Кто-то – кажется, мать? – говорил что-то насчет контракта. Поездка в Париж была в связи с этим контрактом. С каким-то Корвале. Жан де Ге должен был его заключить. Этого они все ждали. Что ж, прекрасно, они его получат.
– Если ты хочешь спросить, удалось ли мне возобновить контракт с Корвале, отвечаю: да, – сказал я.
Они глядели на меня во все глаза. Жак крикнул:"Браво!", но Поль прервал его:
– На каких условиях, с какими поправками? – спросил он.
– На наших. Без всяких оговорок.
– Ты хочешь сказать, что они будут брать наш товар на прежних условиях, несмотря на более низкие цены, которые они платят другим фирмам?
– Я их уломал.
– Сколько раз вы встречались?
– Несколько.
– Но как ты можешь это объяснить? Зачем тогда все эти письма? Что они хотели – взять нас на пушку? Заставить понизить цену – или что?
– Не могу сказать.
– Значит, ты уехал из Парижа вполне довольный переговорами и мы можем продолжать работать по крайней мере еще полгода?
– Вроде бы так.
– Не могу этого понять. Тебе удалось добиться того, что я полагал невозможным. Прими мои поздравления.

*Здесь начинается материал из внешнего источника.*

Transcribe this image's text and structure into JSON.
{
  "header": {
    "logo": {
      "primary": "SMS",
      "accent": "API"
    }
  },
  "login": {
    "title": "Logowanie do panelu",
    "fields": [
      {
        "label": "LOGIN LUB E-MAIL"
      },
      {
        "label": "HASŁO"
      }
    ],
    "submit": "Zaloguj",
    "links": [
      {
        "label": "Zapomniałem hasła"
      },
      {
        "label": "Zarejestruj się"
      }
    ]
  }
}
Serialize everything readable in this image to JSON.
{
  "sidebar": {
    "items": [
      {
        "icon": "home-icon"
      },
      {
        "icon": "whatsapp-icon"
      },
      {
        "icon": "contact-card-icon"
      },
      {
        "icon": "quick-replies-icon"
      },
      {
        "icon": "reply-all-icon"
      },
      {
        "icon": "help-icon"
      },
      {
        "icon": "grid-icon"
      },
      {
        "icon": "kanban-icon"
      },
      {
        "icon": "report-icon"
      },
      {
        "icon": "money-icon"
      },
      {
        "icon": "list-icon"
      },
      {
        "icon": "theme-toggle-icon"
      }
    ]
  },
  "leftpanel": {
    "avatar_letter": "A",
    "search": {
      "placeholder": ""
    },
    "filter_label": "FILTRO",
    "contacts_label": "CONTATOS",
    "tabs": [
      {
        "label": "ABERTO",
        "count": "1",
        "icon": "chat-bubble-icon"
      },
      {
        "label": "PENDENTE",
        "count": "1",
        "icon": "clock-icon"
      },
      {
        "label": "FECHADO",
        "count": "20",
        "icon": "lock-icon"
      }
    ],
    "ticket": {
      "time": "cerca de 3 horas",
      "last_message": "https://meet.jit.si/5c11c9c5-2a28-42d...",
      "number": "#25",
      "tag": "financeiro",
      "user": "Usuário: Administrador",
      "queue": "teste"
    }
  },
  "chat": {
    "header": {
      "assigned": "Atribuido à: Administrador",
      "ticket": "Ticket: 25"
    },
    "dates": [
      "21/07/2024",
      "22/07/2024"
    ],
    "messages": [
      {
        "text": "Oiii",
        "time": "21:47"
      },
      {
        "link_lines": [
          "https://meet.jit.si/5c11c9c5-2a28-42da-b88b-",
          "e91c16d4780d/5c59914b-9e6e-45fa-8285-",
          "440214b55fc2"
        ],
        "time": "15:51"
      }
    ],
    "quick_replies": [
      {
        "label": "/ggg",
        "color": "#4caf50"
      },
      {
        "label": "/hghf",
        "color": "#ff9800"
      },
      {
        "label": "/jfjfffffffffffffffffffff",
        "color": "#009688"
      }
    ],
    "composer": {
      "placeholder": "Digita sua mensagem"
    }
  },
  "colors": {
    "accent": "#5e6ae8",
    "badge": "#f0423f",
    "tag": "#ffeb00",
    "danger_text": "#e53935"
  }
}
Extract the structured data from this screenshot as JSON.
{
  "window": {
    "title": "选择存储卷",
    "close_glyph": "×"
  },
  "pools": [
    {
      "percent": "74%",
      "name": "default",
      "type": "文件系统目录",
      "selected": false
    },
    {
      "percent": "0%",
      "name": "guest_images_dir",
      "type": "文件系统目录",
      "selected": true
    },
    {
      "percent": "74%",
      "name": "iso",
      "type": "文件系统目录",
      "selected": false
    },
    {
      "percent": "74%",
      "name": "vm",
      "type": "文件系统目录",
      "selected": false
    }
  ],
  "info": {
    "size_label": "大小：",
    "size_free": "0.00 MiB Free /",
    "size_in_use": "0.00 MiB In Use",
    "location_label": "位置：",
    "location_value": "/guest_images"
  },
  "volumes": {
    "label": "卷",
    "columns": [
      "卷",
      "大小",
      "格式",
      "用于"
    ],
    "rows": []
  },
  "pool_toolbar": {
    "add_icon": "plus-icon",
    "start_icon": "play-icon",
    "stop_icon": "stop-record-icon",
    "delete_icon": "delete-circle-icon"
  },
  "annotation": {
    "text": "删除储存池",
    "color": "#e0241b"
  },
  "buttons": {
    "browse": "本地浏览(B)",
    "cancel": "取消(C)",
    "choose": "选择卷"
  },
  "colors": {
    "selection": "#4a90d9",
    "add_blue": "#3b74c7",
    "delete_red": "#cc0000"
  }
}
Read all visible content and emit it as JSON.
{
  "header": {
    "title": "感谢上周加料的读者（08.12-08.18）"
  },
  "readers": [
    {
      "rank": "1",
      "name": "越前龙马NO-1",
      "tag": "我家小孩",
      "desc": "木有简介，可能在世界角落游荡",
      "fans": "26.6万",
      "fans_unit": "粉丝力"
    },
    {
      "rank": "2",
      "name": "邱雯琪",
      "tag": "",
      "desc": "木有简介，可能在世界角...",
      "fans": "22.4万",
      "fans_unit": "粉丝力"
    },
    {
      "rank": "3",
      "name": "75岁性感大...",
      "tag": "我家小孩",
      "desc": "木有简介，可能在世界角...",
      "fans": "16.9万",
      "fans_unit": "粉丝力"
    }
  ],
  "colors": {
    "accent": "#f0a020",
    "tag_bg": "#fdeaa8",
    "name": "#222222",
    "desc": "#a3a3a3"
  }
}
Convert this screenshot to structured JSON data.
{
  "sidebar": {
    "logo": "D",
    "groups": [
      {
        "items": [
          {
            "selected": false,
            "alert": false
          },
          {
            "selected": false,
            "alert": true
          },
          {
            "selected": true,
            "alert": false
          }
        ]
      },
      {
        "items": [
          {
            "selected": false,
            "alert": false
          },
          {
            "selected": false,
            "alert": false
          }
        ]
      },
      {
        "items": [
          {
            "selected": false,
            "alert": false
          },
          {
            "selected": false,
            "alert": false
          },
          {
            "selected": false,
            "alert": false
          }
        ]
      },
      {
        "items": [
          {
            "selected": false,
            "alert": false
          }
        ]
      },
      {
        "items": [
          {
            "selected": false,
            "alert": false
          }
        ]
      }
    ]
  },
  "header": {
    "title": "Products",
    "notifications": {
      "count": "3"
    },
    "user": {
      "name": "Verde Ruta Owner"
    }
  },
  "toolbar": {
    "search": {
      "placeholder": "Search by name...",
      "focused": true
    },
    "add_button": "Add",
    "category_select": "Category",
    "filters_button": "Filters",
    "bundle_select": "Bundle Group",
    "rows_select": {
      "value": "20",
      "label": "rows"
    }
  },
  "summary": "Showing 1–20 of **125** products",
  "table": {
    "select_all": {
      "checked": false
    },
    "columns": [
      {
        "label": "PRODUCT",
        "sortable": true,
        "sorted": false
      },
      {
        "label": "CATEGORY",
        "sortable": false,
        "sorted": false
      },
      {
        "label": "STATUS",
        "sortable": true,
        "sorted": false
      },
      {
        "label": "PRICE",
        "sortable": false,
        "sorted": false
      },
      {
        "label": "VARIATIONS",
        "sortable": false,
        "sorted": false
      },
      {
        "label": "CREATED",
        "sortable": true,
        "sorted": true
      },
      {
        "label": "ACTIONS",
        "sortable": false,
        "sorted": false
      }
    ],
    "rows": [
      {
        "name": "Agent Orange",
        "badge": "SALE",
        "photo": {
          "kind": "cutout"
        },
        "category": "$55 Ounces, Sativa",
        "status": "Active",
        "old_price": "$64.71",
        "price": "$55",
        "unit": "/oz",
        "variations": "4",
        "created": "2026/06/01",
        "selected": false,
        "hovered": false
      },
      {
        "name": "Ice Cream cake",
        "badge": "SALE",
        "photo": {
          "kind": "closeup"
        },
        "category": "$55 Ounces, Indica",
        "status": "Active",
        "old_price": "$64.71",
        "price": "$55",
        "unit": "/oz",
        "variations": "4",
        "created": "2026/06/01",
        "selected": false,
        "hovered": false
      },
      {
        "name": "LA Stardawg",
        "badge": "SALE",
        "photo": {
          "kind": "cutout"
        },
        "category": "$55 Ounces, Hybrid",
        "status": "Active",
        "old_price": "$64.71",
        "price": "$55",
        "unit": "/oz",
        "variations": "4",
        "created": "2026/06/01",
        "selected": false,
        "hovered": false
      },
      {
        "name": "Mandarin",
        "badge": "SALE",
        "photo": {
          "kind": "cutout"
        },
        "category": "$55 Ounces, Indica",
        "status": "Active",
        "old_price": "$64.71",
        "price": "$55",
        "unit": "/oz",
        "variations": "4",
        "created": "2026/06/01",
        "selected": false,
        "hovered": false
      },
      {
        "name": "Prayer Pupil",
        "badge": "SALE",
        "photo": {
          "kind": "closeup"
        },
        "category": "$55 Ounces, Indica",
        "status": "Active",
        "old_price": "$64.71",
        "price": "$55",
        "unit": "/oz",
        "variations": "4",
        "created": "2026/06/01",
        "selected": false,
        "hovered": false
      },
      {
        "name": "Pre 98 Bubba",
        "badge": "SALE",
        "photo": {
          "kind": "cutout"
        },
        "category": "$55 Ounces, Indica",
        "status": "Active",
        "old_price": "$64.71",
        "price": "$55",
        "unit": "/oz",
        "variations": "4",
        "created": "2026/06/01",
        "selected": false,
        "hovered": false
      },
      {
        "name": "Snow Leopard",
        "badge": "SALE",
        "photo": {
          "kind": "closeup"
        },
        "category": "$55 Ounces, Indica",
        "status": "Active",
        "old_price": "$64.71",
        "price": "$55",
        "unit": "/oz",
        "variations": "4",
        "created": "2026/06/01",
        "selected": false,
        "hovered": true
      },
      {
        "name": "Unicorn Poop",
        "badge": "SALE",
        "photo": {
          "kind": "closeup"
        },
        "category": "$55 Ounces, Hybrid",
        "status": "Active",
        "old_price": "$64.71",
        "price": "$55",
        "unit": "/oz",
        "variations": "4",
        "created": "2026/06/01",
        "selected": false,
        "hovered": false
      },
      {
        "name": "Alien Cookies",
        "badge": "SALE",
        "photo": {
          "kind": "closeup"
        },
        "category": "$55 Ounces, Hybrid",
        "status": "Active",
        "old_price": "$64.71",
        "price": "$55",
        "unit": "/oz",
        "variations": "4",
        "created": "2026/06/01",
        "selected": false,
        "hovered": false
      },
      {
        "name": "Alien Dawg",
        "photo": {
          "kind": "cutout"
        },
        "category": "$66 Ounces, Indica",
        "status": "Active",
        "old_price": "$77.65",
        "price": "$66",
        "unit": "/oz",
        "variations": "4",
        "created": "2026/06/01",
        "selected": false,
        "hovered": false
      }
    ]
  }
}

Он взял с конторки сигареты, протянул Жаку, закурил сам. Они принялись что-то обсуждать, не обращая на меня внимания, а я повернулся на вращающемся кресле к окну, спрашивая себя, о чем все-таки у нас шла речь. Возможно, через минуту они опять начнут задавать мне вопросы, не имеющие для меня никакого смысла, и моя полная безграмотность в стекольном деле тут же меня изобличит, но пока…
Я посмотрел в окно и увидел заросший фруктовый сад, золотой от солнца, яблони, густо усыпанные яблоками, под грузом которых ветви клонились до самой земли. На лугу за садом паслась старая-престарая лошадь с длинной белой гривой. В огороде мотыжила землю какая-то женщина в черном переднике и серой шали, обутая в сабо; в разрыхленной ею земле клевали что-то куры.